Monday, March 16, 2009

Are open source learning sites useful for active learning?

Last month I promised to review some open source learning sites. 10 days ago I had the chance to try them out in my US History class. The take home for me: until these sites get their heads around learning, they aren't much help.

Last week I had a class session scheduled on violence in post-Civil War America. The objective of the class was to help students see how violence in the Reconstruction/Jim Crow South and in the American West provided insights into American culture and institutions. I wanted students to make the comparisons themselves by looking at visual evidence of violence in these regions. Or, I wanted to find some digital learning modules that would allow them to get the content outside of class while allowing us to do something more active in class. I'm an administrator, so I was preparing class the afternoon before it met--more lead time than I usually get.

I looked at three sites for anything that I could use in the class. My first visit was to YouTube, hoping for some excerpts of documentaries on the Indian Wars or Reconstruction violence. Lots of hits, many fewer videos actually on topic; only one--about Wounded Knee--that would add any value to class.

Since Academic Earth and MIT's OpenCourseWare have gotten tons of press, I tried them next. Academic Earth returned a series of lectures by Yale Historian David Blight on Reconstruction; OpenCourseWare gave me lecture outlines and a syllabus for a similar course. Now, if I'd have wanted my students to sit and watch someone else lecture, I could have assigned Blight's lecture. (It is literally that--an eminent and interesting historian lecturing to a Yale class.) Or if I wanted them to see pdf documents from another course, I could send them to MIT. But I didn't want either of those things.

There are two big problems with the stuff on Academic Earth and OpenCourseWare right now. First, they are in chunks too big to be of use for a single class session or to illustrate a single topic. Second, they have little interest in active learning. Instead, they imagine students out there somewhere who have the inclination to approach learning over the computer in the way that most educators today think doesn't work in the classroom. It is true that there are many people out there who are interested in the topics and are willing to learn this way. But by and large those aren't students already enrolled full-time in higher ed.

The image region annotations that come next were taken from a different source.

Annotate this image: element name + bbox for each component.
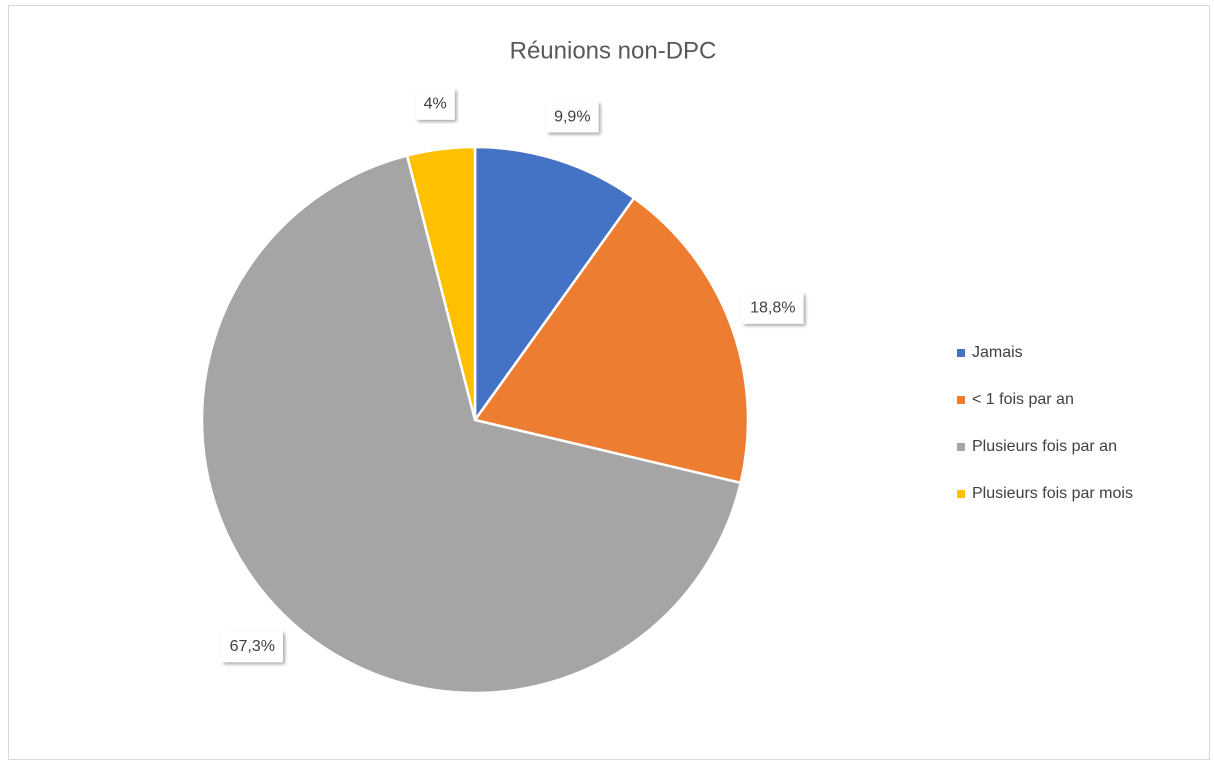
legend-swatch: [957, 490, 965, 498]
data-label-box: [742, 292, 804, 324]
data-label-text: 4%: [424, 96, 447, 113]
data-label-box: [415, 88, 455, 120]
pie-slice: [472, 196, 750, 485]
pie-slice: [405, 145, 477, 421]
data-label-box: [221, 631, 283, 663]
data-label: 18,8%: [742, 292, 804, 324]
legend-swatch: [957, 396, 965, 404]
legend-label: Jamais: [972, 344, 1023, 361]
chart-title: Réunions non-DPC: [510, 37, 717, 64]
pie-slice: [473, 145, 636, 424]
data-label: 9,9%: [546, 101, 599, 133]
legend-label: < 1 fois par an: [972, 391, 1074, 408]
legend-swatch: [957, 443, 965, 451]
data-label: 67,3%: [221, 631, 283, 663]
legend-label: Plusieurs fois par an: [972, 438, 1117, 455]
pie-slice: [200, 154, 743, 695]
data-label-text: 18,8%: [750, 300, 795, 317]
legend-label: Plusieurs fois par mois: [972, 485, 1133, 502]
data-label: 4%: [415, 88, 455, 120]
data-label-text: 67,3%: [230, 638, 275, 655]
legend-swatch: [957, 349, 965, 357]
data-label-box: [546, 101, 599, 133]
data-label-text: 9,9%: [554, 108, 590, 125]
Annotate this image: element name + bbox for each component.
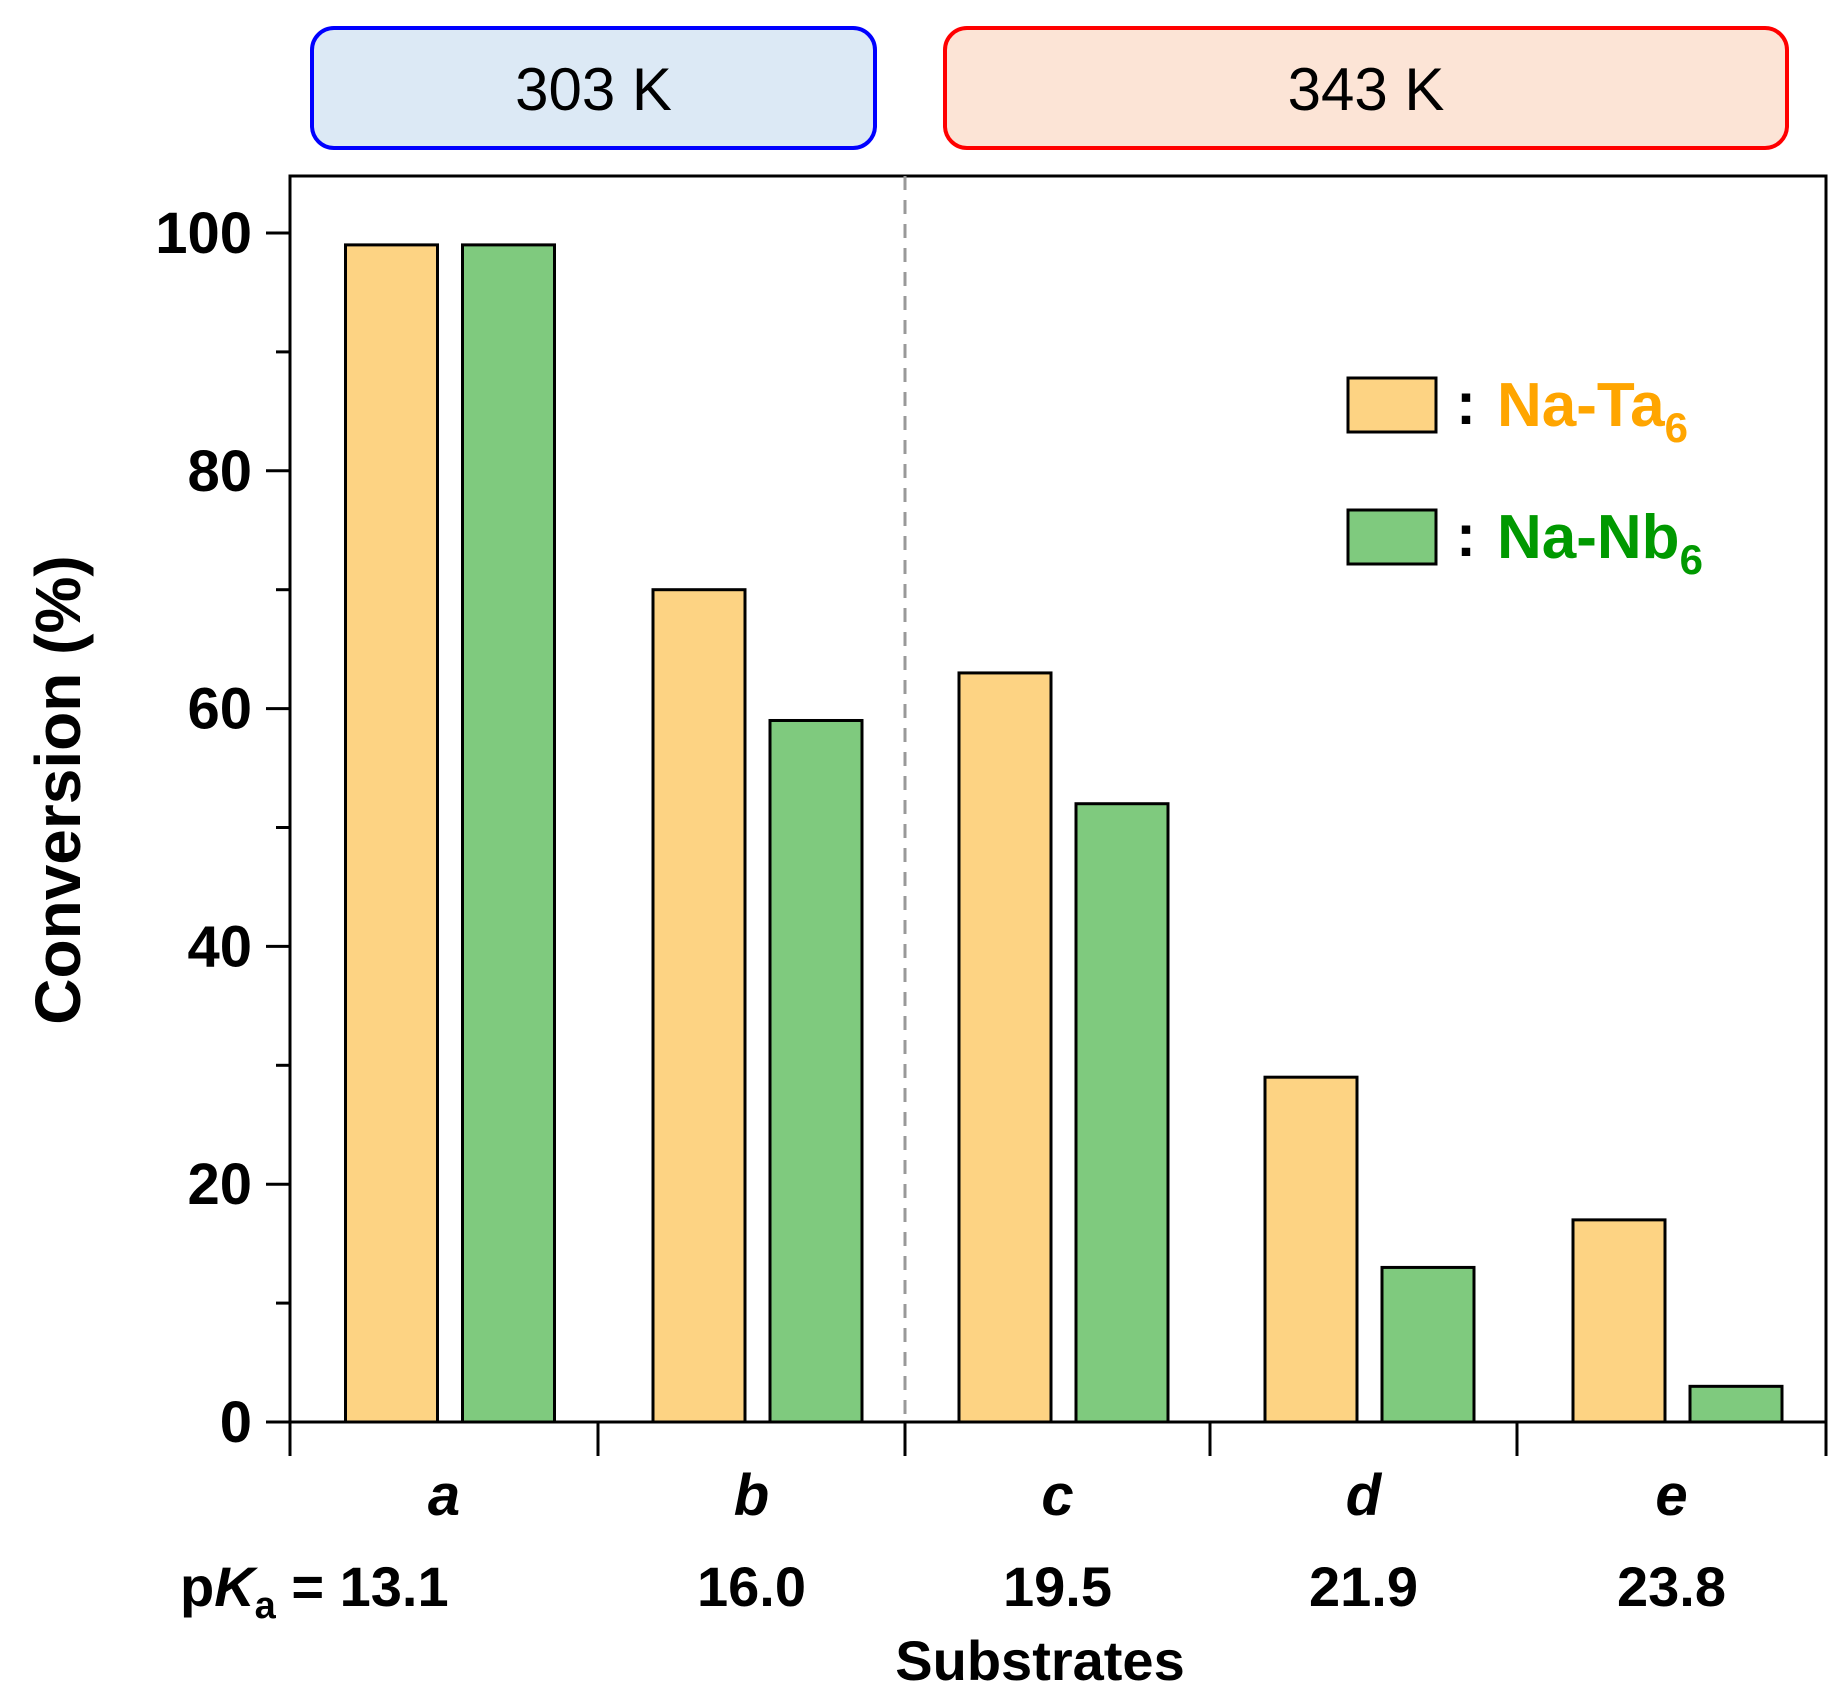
y-tick-label: 20 (187, 1152, 252, 1217)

In the end I asked students to read the applicable chapters in the textbook. I gave them a link to the YouTube video. I copied two primary documents from Richard Hofstadter's American Violence: A Documentary History (1970). Then in class I set up a project that I hoped would actively engage students in the historical topic and in learning.

I divided the class into four groups--two for the history of the West, and two for the history of the South. Then I asked one group in the West and in the South to come up with a list of the five most important acts of violence in their region between 1864 and 1890. The other two groups I asked to come up with the five most important legal/political events in the regions. They could use any source of information at their disposal--the internet, the text, their classmates, me. They built two complicated timelines on the whiteboard, one for the West just above one for the South. And then I asked the question; "What do you see?" Few responses at first, but then more--some comparisons, some attempts at periodization, some errors, a couple of arguments. I gave them some primary documents--Black Codes from Mississippi 1865 and the text of the Dawes Act from 1887. More reading, discussion, and at the very end of class some generalizations about violence in American culture.

The class session wasn't earth-shattering. But it engaged every student, used four or five methods of learning, and focused on the objectives of the class session.

I'll go back to Academic Earth and OpenCourseWare. (I won't go back to the website for my textbook, which is hard to use and sparsely populated.) But until I find a course or even a lecture that matches the objectives of my course, I'm unlikely to give them much use. And I won't really be a convert until I'm convinced that these sites are as up-to-date on learning as they are on using technology.

1 comment:

Unknown said...

Might open source learning sites be catering to an audience altogether different from students and faculty already working or learning at universities?

I think you're right about the fact that there is an absence of good pedagogy in most of the materials available through the sites. So, they are a bad alternative to what might happen in a live classroom setting.

Maybe the value of open source learning sites is for learners that are not in a position to have the university experience. I'm thinking here of someone in a rural location who would love to attend a university class, but won't have that opportunity. For this type of learner, open learning might be the next best thing. To expect open learning to enhance what happens within the walls of a classroom, however, may not be realistic.

It seems like open source learning folks need to be more clear about what niche their work fills and who it is for.